Locate the x-intercepts, if possible. If you can, factor your polynomial function. (If it doesn't factor, it most likely means your x-intercepts are not integers.) For the given example, the function factors to: f(x) = (x+1)(x-2)(x-4). In this form, you can see if any of the parenthetical expressions equaled 0, then the whole function would equal 0. Therefore, the values -1, 2 and 4 would all produce a function value of 0, giving you three x-intercepts: (-1,0), (2,0) and (4,0). Plot these three points on your x axis. As a general rule of thumb, the degree of your polynomial indicates how many x-intercepts to expect. Since this is a third degree polynomial, it has three x intercepts.

Choose values of x to plug into the function that fall between and to the far sides of your x-intercepts. Typically, the curves of your function between intercept points will be fairly even and balanced so testing the mid-point will usually locate the top or bottom of a curve. At the two ends, past the outside x-intercepts, the line will continue off so you are finding points to determine the line's steepness. For instance, if you plug in the value 3, you'll get f(3) = -4. So the coordinate is (3,-4). Plug in several points, calculate and then plot.

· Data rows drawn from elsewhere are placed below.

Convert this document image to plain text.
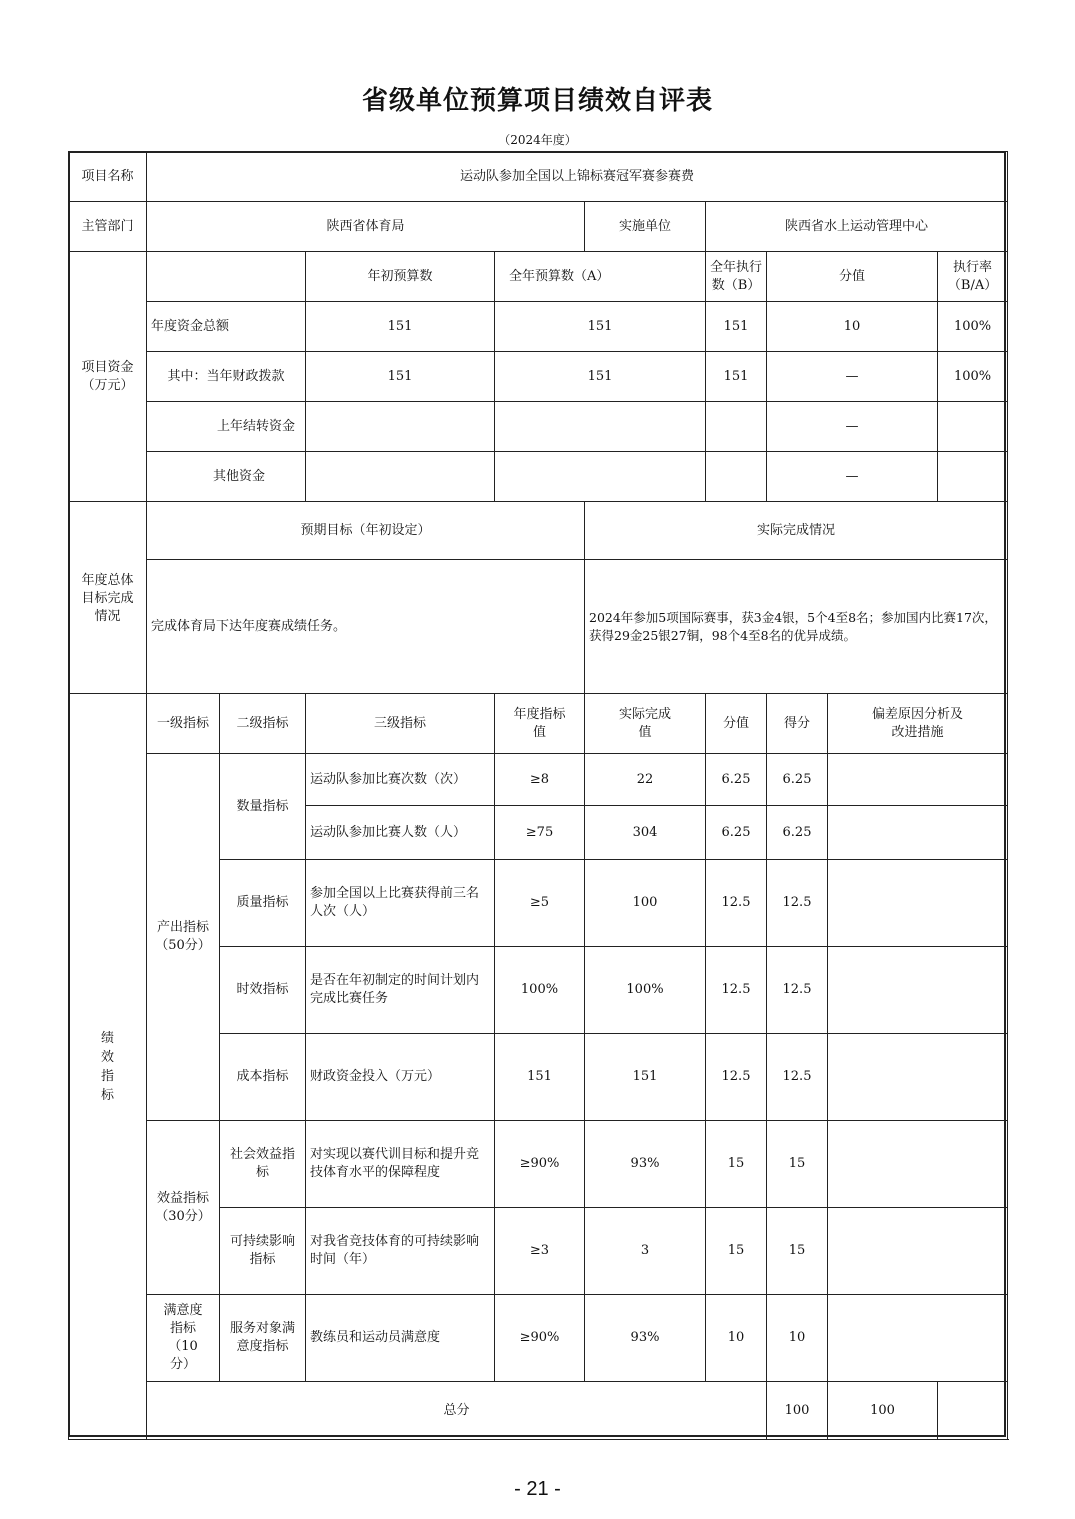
省级单位预算项目绩效自评表
（2024年度）
项目名称	运动队参加全国以上锦标赛冠军赛参赛费								
主管部门	陕西省体育局				实施单位	陕西省水上运动管理中心			
项目资金（万元）			年初预算数	全年预算数（A）		全年执行数（B）	分值		执行率（B/A）
	年度资金总额		151	151		151	10		100%
	其中：当年财政拨款		151	151		151	—		100%
	上年结转资金						—		
	其他资金						—		
年度总体目标完成情况	预期目标（年初设定）				实际完成情况				
	完成体育局下达年度赛成绩任务。				2024年参加5项国际赛事，获3金4银，5个4至8名；参加国内比赛17次，获得29金25银27铜，98个4至8名的优异成绩。				
绩效指标	一级指标	二级指标	三级指标	年度指标值	实际完成值	分值	得分	偏差原因分析及改进措施	
	产出指标（50分）	数量指标	运动队参加比赛次数（次）	≥8	22	6.25	6.25		
			运动队参加比赛人数（人）	≥75	304	6.25	6.25		
		质量指标	参加全国以上比赛获得前三名人次（人）	≥5	100	12.5	12.5		
		时效指标	是否在年初制定的时间计划内完成比赛任务	100%	100%	12.5	12.5		
		成本指标	财政资金投入（万元）	151	151	12.5	12.5		
	效益指标（30分）	社会效益指标	对实现以赛代训目标和提升竞技体育水平的保障程度	≥90%	93%	15	15		
		可持续影响指标	对我省竞技体育的可持续影响时间（年）	≥3	3	15	15		
	满意度指标（10分）	服务对象满意度指标	教练员和运动员满意度	≥90%	93%	10	10		
	总分						100	100	
- 21 -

Connect all your plotted points into a finished graph. Typically, for every degree, your polynomial function will have at most one fewer bend. So a second degree polynomial has 2-1 bends, or 1 bend, producing a U shaped graph. A third degree polynomial will most commonly have two bends. A polynomial has fewer than its maximum number of bends when it has a double root, meaning that two or more factors are the same. For example: f(x) = (x-2)(x-2)(x+5) has a double root at (2,0).